People continue to engage in complex social behavior when communicating with each other on social media. As information technology advances, platform efficiency and scale are increasing, and online community members can instantly interact, give feedback, organize and disengage.
Many Internet celebrities have emerged, expanding from entertainment, travel, dining and shopping to more conservative domains such as education and politics, and exerting enormous influence on others.
Facebook connects people and has helped revolutions sweep across North Africa and the Arab world; live broadcasts on YouTube can influence the outcome of national elections; and Twitter has become a tool to mobilize supporters.
The frequency and intensity of online networking has changed how people receive information and interact.
In particular, social media apps enhanced with artificial intelligence (AI) are intervening in interactions by acting as hidden, third-party information screeners, matchers or compilers to curry favor with users and create group identities that on the surface appear to be true, but are actually false.
What motivates the social media evolution, and what are the backgrounds of the individuals, organizations and businesses that promote its development?
If users cannot clarify these questions, how can they ensure that biases arising from conflicts of interest do not affect their online activity?
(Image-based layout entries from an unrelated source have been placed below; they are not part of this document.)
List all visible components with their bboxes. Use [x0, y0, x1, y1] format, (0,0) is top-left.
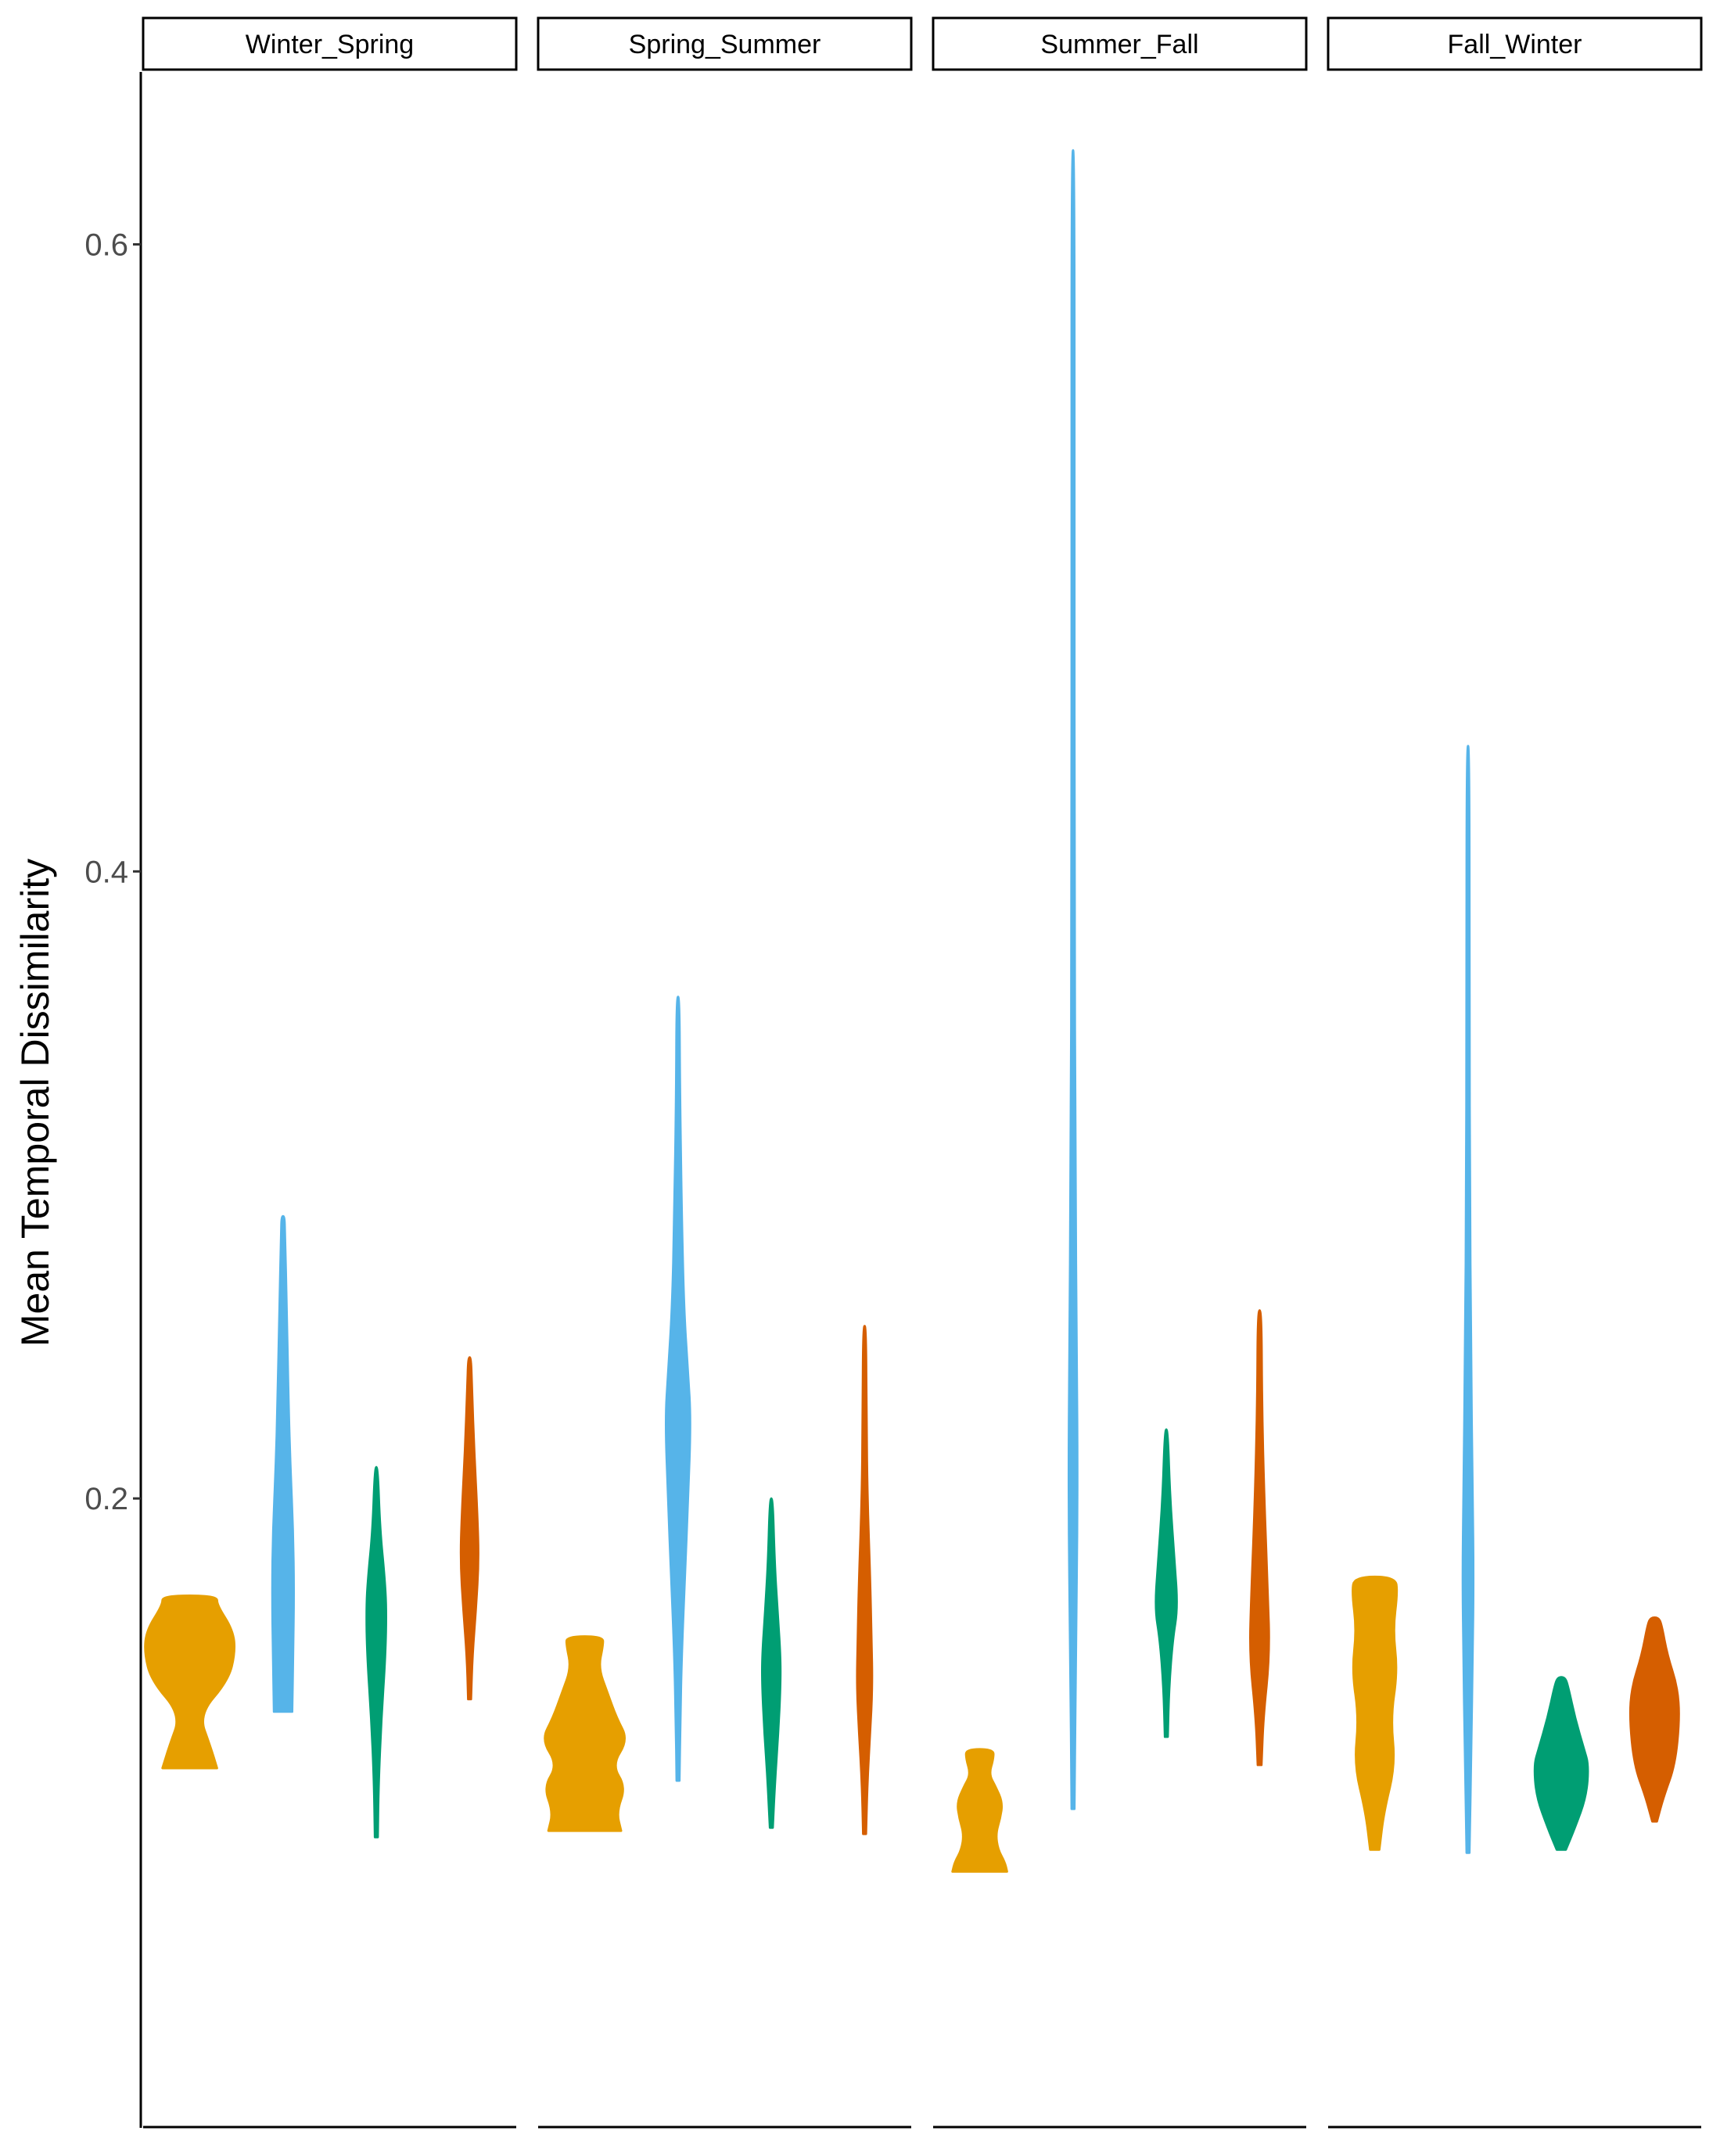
violin-fall-winter-1 — [1352, 1575, 1399, 1851]
violin-winter-spring-2 — [271, 1214, 295, 1713]
y-axis: 0.2 0.4 0.6 — [84, 72, 142, 2128]
violins-layer — [144, 149, 1680, 1873]
violin-fall-winter-3 — [1533, 1676, 1589, 1851]
facet-strip-summer-fall — [932, 16, 1308, 71]
violin-winter-spring-3 — [365, 1465, 387, 1839]
facets-layer: Winter_Spring Spring_Summer Summer_Fall Fal… — [142, 16, 1703, 2129]
facet-label: Fall_Winter — [1448, 30, 1582, 59]
facet-strip-fall-winter — [1327, 16, 1703, 71]
violin-summer-fall-4 — [1249, 1309, 1270, 1767]
violin-fall-winter-2 — [1461, 744, 1475, 1854]
facet-strip-spring-summer — [537, 16, 913, 71]
facet-label: Summer_Fall — [1040, 30, 1198, 59]
violin-summer-fall-3 — [1154, 1428, 1178, 1738]
violin-spring-summer-2 — [665, 995, 691, 1782]
violin-spring-summer-1 — [544, 1635, 626, 1832]
y-tick-label: 0.6 — [84, 228, 128, 263]
violin-fall-winter-4 — [1628, 1616, 1680, 1823]
violin-winter-spring-1 — [144, 1595, 236, 1770]
y-tick-label: 0.4 — [84, 855, 128, 889]
violin-spring-summer-4 — [856, 1325, 874, 1835]
y-tick-label: 0.2 — [84, 1482, 128, 1516]
violin-spring-summer-3 — [761, 1497, 782, 1829]
y-axis-title: Mean Temporal Dissimilarity — [13, 859, 57, 1347]
facet-label: Spring_Summer — [629, 30, 821, 59]
violin-winter-spring-4 — [459, 1356, 479, 1701]
violin-summer-fall-1 — [951, 1748, 1008, 1873]
facet-label: Winter_Spring — [246, 30, 414, 59]
facet-strip-winter-spring — [142, 16, 518, 71]
violin-summer-fall-2 — [1067, 149, 1079, 1810]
The rapidly fluctuating popularity of Internet celebrities as users like, dislike, donate, block and share creates strong competition, easily swaying newly minted celebrities to take extreme positions.
Judgement and impulse control can be weakened by the “crowd effect.” As Internet celebrities and followers become paranoid and hyperactive due to collective obsessions, society is doomed to pay a high price.
Psychiatric medicine emphasizes self-identity and boundaries of the mind.
However, the social media model distorts how participants maintain their self-identity and the stability of their interpersonal boundaries.
Built on limited time and space, traditional interpersonal interactions proceed according to fixed tacit assumptions.
However, online communities to a higher degree allow others to enter a person’s private sphere, where they can spy on people’s home life, leisure activities, intimate relationships and personal values.
Some might think that deciding to disclose private information is a matter of personal choice, when various active and passive factors, such as peer pressure, job requirements, self-fulfillment, lifestyle and a lack of experience with privacy protection, make it difficult for most people to detach themselves.
How do the changes in interpersonal relationships and lifestyles caused by social media apps affect people’s awareness, emotions, behaviors and physiological rhythms?
For example, the restoration and stability of interpersonal relationships and daily routines are key non-pharmaceutical treatments for people with mood disorders, but when elements of self-esteem, interaction, knowledge, work and political participation are largely determined by ever-changing online communities, how stable can people’s minds — society’s mind — really be?
In the future, expertise with the mind is likely to play a role not only in AI development, but also, and more importantly, in the prevention and restoration of countless souls who have been hurt in online communities.
Huang Chih-chun is a visiting staff psychiatrist at the National Cheng Kung University Hospital’s Department of Psychiatry.